Description:
This is a simplified example of a query that TSBS, Time Series Benchmark Suite, runs. I have work in progress to get TSBS running for MySQL.
For the test case, there is a table "cpu" that has an index on (id, ts) and a range scan is done with predicates on id and ts for queries like:
select * from cpu where ts > ? and ts < ? and id in (1)
select * from cpu where ts > ? and ts < ? and id in (1, 3)
When the last part of the query is changed to a subquery like:
... and id in (select tags_id from tags where h = ?)
Then a range scan is still done on cpu, but the index predicate (via keylen in explain output) is limited to the first index column (id) unless I add a unique index on tags.h. I assume the benefit of that unique index is to allow the subquery to be executed during optimization.
For the real query I can't add a unique index on tags.h. Therefore, the query plans that I get ends up scanning too much from the cpu table.
How to repeat:
Part 1 -> this does a single table query on cpu to show that MySQL can use predicates on both index columns whether or not the in-list for tags_id is limited to one or more than one value...

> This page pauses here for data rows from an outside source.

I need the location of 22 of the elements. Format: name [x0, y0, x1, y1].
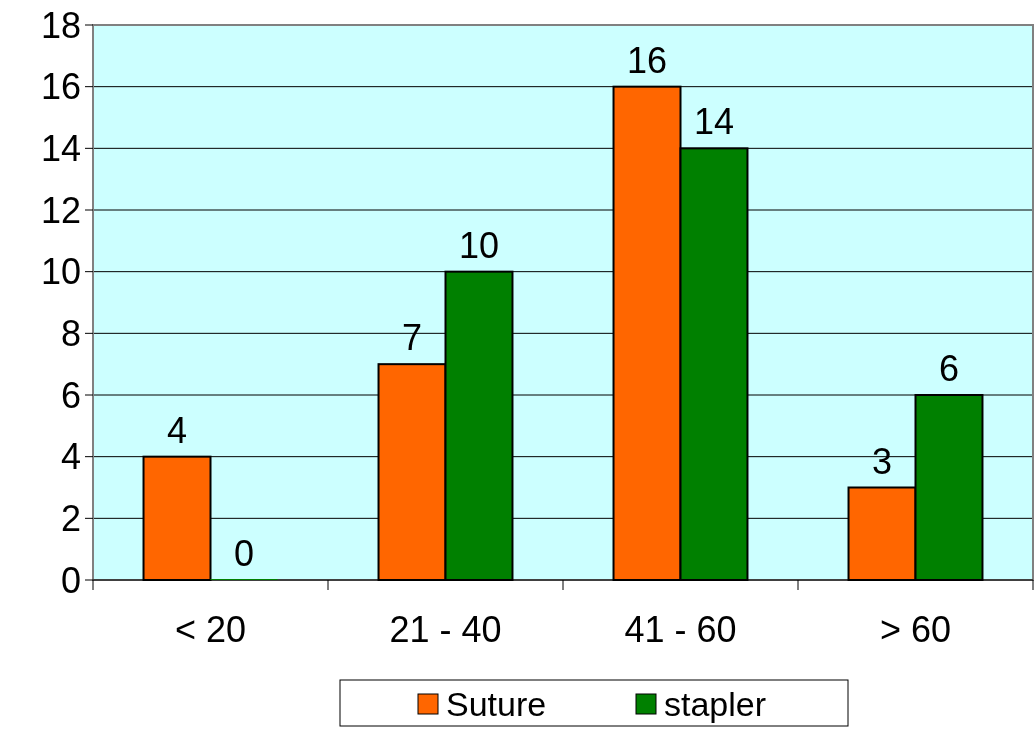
- y-tick-label: 8: [60, 312, 81, 354]
- data-label: 16: [626, 39, 668, 81]
- y-tick-label: 18: [40, 4, 81, 46]
- y-tick-label: 14: [40, 127, 81, 169]
- x-tick-label: 21 - 40: [389, 609, 502, 650]
- data-label: 4: [167, 409, 188, 451]
- x-tick-label: > 60: [879, 609, 952, 650]
- y-tick-label: 16: [40, 66, 81, 108]
- y-tick-label: 6: [60, 374, 81, 416]
- x-tick-label: 41 - 60: [624, 609, 737, 650]
- y-tick-label: 4: [60, 436, 81, 478]
- y-tick-label: 0: [60, 559, 81, 601]
- legend-label: Suture: [446, 685, 547, 723]
- data-label: 10: [458, 224, 500, 266]
- legend-label: stapler: [664, 685, 767, 723]
- x-tick-label: < 20: [174, 609, 247, 650]
- y-tick-label: 10: [40, 251, 81, 293]
- data-label: 14: [693, 101, 735, 143]
- data-label: 6: [938, 348, 959, 389]
- y-tick-label: 12: [40, 189, 81, 231]
- y-tick-label: 2: [60, 497, 81, 539]
- data-label: 0: [233, 533, 254, 574]
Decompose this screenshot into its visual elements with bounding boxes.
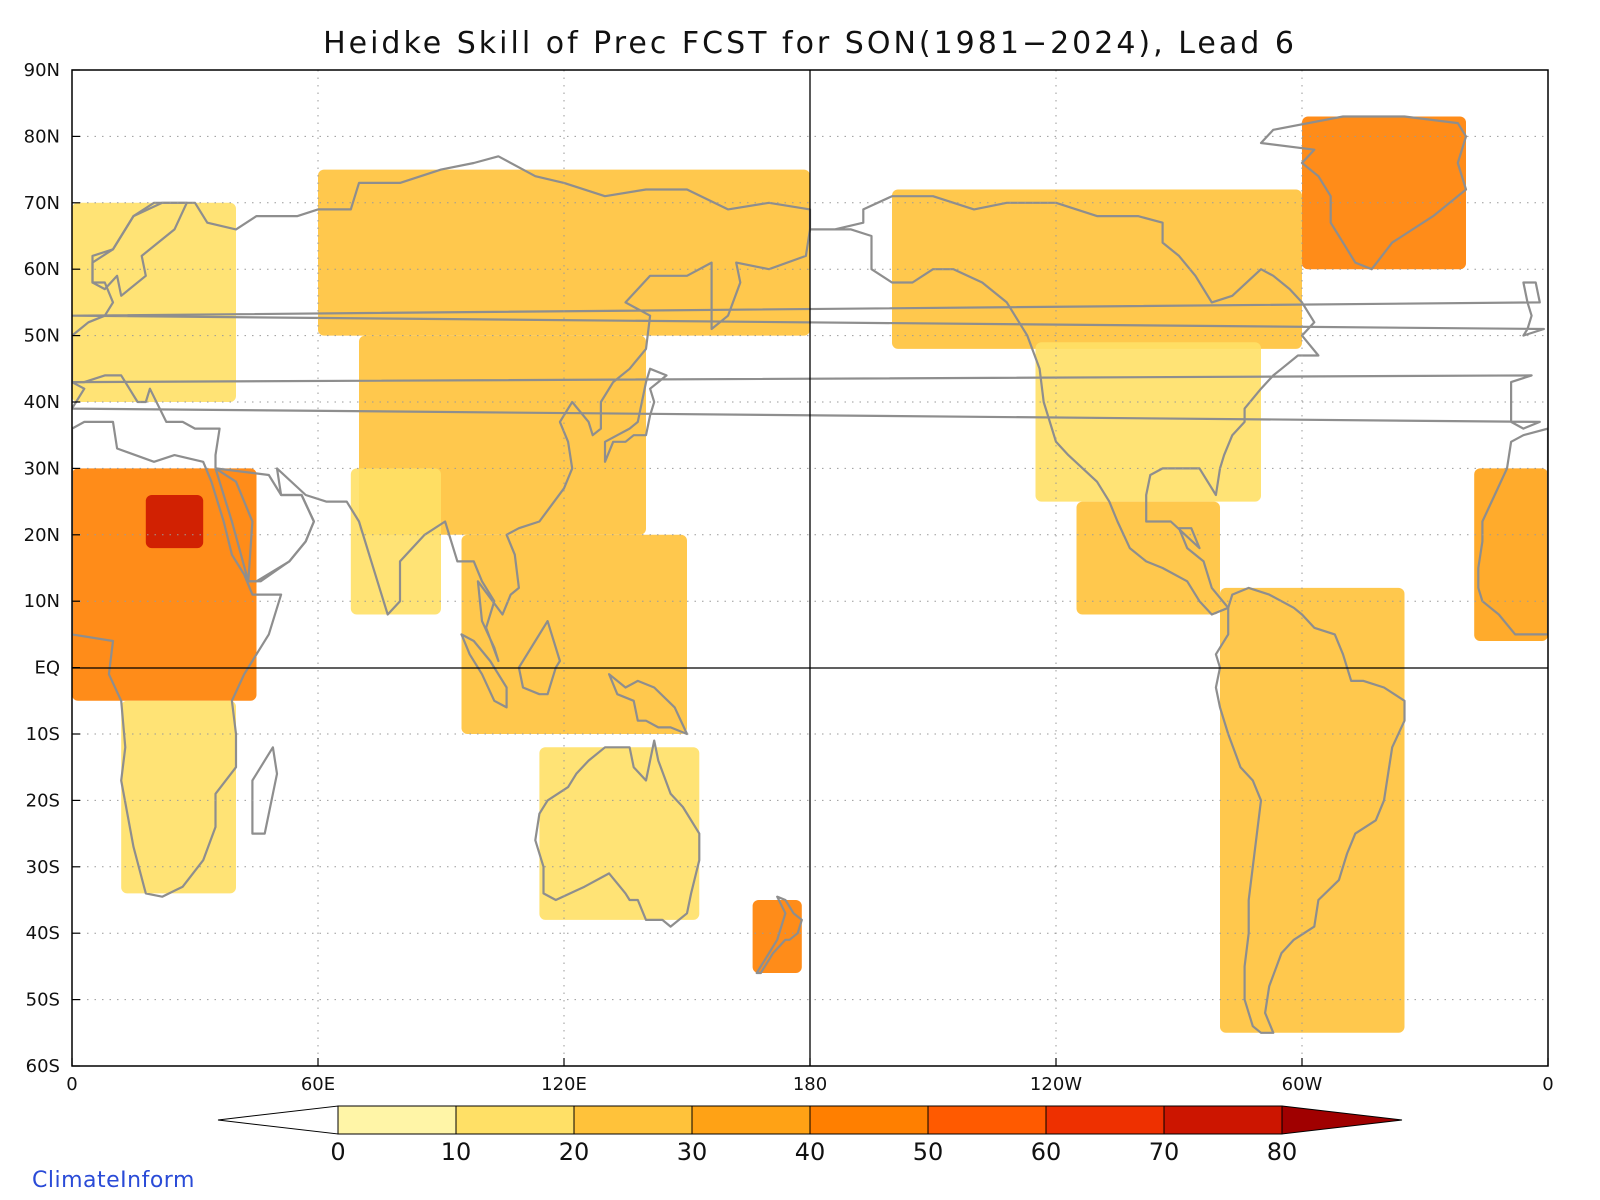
colorbar-tick-label: 10	[441, 1138, 472, 1166]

drop table if exists tags;
drop table if exists cpu;
create table tags (hostname varchar(256), id int primary key);
create table cpu (tags_id int not null, ts int not null);
insert into tags(hostname, id) values ('h1', 1), ('h2', 2), ('h3', 3), ('h4', 4), ('h5', 5);
insert into cpu(tags_id, ts) values (1,1), (1,2), (1,3), (1,4), (1,5);
insert into cpu(tags_id, ts) values (2,1), (2,2), (2,3), (2,4), (2,5);
insert into cpu(tags_id, ts) values (3,1), (3,2), (3,3), (3,4), (3,5);
insert into cpu(tags_id, ts) values (4,1), (4,2), (4,3), (4,4), (4,5);
create index x on tags(hostname);
analyze table tags;
create index id_ts on cpu(tags_id, ts);
analyze table cpu;
explain select * from cpu where ts > 1 and ts < 4 and tags_id in (1)\G
explain select * from cpu where ts > 1 and ts < 4 and tags_id in (1,3)\G
alter table tags drop index x;
create unique index x on tags(hostname);
explain select * from cpu where ts > 1 and ts < 4 and tags_id in (1)\G
explain select * from cpu where ts > 1 and ts < 4 and tags_id in (1,3)\G
And an example plan is shows that keylen=8, so predicates are used for both indexed columns (equality for id, range for ts)
*************************** 1. row ***************************
id: 1
select_type: SIMPLE
table: cpu
partitions: NULL
type: range
possible_keys: id_ts
key: id_ts
key_len: 8
ref: NULL
rows: 2
filtered: 100.00
Extra: Using where; Using index
*************************** 1. row ***************************
id: 1
select_type: SIMPLE
table: cpu
partitions: NULL
type: range
possible_keys: id_ts
key: id_ts
key_len: 8
ref: NULL
rows: 4
filtered: 100.00
Extra: Using where; Using index
Part 2 -> this does the real query and the only way to get keylen=8 is to add a unique index on tags.h, but that won't work for the real application.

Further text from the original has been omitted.